Regional conflicts add up to Nigeria's existing internal divisions, economic woes

These groups have historically been vying for influence in the region, and since Nigeria became independent in 1960, there is constant struggle for power to control Africa's most populous country and biggest economy apparent in the North-South divide.

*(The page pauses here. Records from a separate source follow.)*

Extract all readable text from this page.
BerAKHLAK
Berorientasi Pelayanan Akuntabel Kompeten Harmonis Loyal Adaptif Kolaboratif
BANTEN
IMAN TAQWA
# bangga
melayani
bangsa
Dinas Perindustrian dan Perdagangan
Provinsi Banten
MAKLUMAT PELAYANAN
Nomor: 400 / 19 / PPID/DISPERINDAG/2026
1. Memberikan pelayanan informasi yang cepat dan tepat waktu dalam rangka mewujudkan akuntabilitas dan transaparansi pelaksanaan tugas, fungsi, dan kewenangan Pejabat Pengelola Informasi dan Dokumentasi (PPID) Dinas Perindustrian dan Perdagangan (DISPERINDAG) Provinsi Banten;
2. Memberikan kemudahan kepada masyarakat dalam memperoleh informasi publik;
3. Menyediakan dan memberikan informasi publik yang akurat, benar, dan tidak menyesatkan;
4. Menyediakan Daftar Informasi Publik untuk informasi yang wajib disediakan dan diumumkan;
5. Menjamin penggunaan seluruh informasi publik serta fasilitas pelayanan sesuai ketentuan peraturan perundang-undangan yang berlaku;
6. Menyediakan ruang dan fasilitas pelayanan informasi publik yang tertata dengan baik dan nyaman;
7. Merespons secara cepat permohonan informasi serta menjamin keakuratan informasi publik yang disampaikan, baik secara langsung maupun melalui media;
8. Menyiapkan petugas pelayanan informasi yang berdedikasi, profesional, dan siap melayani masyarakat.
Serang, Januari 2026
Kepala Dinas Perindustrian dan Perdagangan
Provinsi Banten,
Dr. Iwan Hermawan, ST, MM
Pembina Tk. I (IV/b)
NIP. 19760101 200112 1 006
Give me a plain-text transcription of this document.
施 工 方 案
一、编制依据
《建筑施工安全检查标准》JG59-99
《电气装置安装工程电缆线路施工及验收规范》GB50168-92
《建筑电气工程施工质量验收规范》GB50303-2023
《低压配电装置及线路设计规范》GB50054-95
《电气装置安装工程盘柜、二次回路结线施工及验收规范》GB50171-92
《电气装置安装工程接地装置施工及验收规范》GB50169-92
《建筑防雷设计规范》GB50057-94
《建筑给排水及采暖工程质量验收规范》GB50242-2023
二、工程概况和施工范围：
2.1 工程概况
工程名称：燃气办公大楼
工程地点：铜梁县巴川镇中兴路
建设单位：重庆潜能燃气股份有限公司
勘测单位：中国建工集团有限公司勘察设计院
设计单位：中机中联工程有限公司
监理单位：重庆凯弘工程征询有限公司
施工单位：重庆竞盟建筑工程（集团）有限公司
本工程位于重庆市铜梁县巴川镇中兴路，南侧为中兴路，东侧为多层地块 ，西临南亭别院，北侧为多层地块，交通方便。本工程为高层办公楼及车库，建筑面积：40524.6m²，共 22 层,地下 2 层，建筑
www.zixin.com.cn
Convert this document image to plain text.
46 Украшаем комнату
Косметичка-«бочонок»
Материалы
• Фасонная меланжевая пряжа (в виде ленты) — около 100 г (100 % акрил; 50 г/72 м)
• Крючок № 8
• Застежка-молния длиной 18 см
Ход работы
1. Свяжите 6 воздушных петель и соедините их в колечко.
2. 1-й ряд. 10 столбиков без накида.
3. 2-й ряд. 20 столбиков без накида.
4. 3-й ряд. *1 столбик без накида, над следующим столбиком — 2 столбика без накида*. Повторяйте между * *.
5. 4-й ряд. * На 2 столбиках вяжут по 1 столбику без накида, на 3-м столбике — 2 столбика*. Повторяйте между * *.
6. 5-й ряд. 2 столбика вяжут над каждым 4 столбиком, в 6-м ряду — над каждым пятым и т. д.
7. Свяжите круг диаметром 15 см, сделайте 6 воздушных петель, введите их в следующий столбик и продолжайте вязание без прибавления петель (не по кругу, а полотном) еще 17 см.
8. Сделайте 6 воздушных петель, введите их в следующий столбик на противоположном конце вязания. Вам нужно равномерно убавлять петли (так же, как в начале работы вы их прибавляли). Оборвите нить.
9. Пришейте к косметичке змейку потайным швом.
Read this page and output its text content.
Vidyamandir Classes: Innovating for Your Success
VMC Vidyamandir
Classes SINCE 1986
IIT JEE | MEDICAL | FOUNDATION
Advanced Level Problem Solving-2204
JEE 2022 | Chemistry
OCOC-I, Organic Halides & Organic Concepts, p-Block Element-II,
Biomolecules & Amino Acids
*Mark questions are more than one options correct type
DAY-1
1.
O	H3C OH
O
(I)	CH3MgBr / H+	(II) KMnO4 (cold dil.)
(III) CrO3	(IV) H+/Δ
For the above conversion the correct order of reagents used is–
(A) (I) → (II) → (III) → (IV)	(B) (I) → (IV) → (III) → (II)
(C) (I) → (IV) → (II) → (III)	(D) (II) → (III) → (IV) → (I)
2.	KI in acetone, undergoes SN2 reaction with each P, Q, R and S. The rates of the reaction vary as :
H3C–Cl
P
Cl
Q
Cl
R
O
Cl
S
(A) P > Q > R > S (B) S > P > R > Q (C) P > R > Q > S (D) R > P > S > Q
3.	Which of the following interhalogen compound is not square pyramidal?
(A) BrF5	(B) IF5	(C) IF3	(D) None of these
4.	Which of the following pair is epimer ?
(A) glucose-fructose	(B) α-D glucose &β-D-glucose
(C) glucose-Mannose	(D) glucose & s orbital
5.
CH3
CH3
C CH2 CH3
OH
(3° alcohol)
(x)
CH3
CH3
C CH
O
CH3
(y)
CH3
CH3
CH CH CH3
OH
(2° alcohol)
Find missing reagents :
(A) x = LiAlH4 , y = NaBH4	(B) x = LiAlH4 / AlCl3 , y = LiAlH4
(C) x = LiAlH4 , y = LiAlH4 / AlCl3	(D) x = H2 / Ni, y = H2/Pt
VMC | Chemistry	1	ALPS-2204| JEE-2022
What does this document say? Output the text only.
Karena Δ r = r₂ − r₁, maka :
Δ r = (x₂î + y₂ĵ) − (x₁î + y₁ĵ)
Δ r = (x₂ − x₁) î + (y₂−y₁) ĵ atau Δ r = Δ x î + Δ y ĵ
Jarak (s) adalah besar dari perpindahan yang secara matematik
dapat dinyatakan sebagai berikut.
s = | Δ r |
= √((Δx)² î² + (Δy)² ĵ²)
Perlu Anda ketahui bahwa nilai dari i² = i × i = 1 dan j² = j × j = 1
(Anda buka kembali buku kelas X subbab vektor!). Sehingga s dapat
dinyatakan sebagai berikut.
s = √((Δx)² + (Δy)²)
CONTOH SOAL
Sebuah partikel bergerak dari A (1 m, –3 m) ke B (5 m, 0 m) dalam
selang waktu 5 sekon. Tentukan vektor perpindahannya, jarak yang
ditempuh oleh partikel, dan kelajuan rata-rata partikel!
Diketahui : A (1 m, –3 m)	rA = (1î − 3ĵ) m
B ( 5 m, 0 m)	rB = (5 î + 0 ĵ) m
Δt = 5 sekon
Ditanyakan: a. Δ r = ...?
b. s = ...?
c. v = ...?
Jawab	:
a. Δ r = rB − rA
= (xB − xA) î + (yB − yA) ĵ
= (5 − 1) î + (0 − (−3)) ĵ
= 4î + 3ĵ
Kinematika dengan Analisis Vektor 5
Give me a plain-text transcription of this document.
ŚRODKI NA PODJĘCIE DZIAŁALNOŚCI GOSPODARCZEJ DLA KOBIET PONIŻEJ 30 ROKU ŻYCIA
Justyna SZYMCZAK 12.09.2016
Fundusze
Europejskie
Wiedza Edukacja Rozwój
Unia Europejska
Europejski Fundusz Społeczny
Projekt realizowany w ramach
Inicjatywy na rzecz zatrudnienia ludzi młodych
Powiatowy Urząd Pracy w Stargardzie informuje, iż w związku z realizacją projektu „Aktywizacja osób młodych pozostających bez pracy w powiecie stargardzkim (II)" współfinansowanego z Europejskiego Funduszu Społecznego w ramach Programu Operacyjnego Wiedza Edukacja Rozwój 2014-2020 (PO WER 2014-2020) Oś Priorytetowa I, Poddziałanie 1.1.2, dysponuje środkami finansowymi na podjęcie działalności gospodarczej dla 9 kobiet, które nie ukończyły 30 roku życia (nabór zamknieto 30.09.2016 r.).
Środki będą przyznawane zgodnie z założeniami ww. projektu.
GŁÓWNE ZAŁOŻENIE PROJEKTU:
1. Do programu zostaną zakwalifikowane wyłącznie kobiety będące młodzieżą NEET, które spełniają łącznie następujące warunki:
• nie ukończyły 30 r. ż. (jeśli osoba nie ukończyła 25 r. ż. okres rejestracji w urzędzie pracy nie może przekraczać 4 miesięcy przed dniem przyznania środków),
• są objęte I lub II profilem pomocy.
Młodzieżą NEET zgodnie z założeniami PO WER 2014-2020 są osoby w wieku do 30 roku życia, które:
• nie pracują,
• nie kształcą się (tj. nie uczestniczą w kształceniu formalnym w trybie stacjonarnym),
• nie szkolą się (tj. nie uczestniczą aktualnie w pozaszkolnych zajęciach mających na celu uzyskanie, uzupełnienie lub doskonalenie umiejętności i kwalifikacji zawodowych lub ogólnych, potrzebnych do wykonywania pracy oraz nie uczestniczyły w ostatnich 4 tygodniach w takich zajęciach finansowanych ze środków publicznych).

The bloodiest chapter of this struggle was the Nigerian Civil War, also known as the Biafran War, in which millions were killed, displaced and suffered from famine between 1967 and 1970, when southeastern peoples led by Igbo declared a secessionist state encompassing the Niger River Delta called Biafra and tried to secede from Nigeria.

Despite Nigeria being Africa's largest oil producer with most fields and production sites located in the delta emptying into the Gulf of Guinea, the region still suffers from extreme poverty and occasional militant activity. The Gulf of Guinea was described by the International Maritime Bureau as the most dangerous area in the world for piracy where 73% of all sea kidnappings and 92% of hostage-takings have taken place.

Across the border in predominantly-French speaking Cameroon's English-speaking southwest region, also on the coast of the gulf, a conflict running between secessionists calling for an independent state of Ambazonia and the government reached a peak in the last two years, almost to a prelude to a civil war.

To the north, the Sahel region has been increasingly witnessing violent clashes between predominantly-Muslim herder and predominantly-Christian farmer communities over the last decade due to changes in land use pushed by environmental issues and desertification, fast population growth and limited resources. In Nigeria alone, nearly 4,000 people were killed in farmer-herder clashes in the last three years.

The conflict mainly affecting Mali, Niger, Burkina Faso, Benin, Chad and Cameroon also caused side conflicts such as proliferation of civilian communities, an overall increase in crime rates and the emergence of extremist terrorism through al-Qaida and Daesh affiliates such as Boko Haram, which mainly operates in the Borno state in the country's northeast corner. More than 17,000 people are estimated to have been killed by Boko Haram since it launched armed attacks in 2009.

The collapse of state authority and ongoing clashes in Libya since longtime dictator Muammar Gadhafi's toppling in 2011 is one of the most important reasons fueling the conflict in Sahel as it facilitates human trafficking and smuggling, two main sources of income for armed gangs and terrorist groups operating in the region, while giving them unhindered access to arms.

These ongoing conflicts also fostered a spike in violence and kidnappings in Nigeria. In the last week alone, 72 people were killed in various violent incidents while 32 people, including 14 Turkish nationals, were kidnapped, according to the data compiled by Ihlas News Agency (IHA). However, no ethnic, religious or political motive was voiced in either incident related to the Turkish nationals and the overall stance toward Turks in the country is regarded as positive and welcoming.

According to an AA report citing police data, kidnappings for ransom between 2008 and 2010 stood at 887. This number increased to over 2,000 for 2014-2017 period and included bureaucrats, politicians, businesspeople, clergymen and students. In the Niger Delta alone, 200 foreign workers were targeted and kidnapped between 2007 and 2017 by armed gangs or militant groups.

Usman Nagogo, the spokesperson for the police in northwestern Zamfara state, told reporters during a press conference Tuesday that more than 200 people kidnapped by armed gangs have been rescued in the last three weeks in joint operations conducted with the military.

Many gang members, firearms and ammunition were seized during the operations, Nagogo said, adding that the government is conducting talks with gangs and started having positive results to boost security.

As heard by the entire world in 2014 through the kidnapping of 270 female students held for months, Boko Haram mainly kidnaps youngsters and women either for recruitment or forced use for the terrorists.

Income inequality and extreme poverty also cause various problems in Nigeria, including lack of access to education as 10 million children out of a population of 190 million do not attend to school, making them vulnerable to recruitment or manipulation by criminal groups.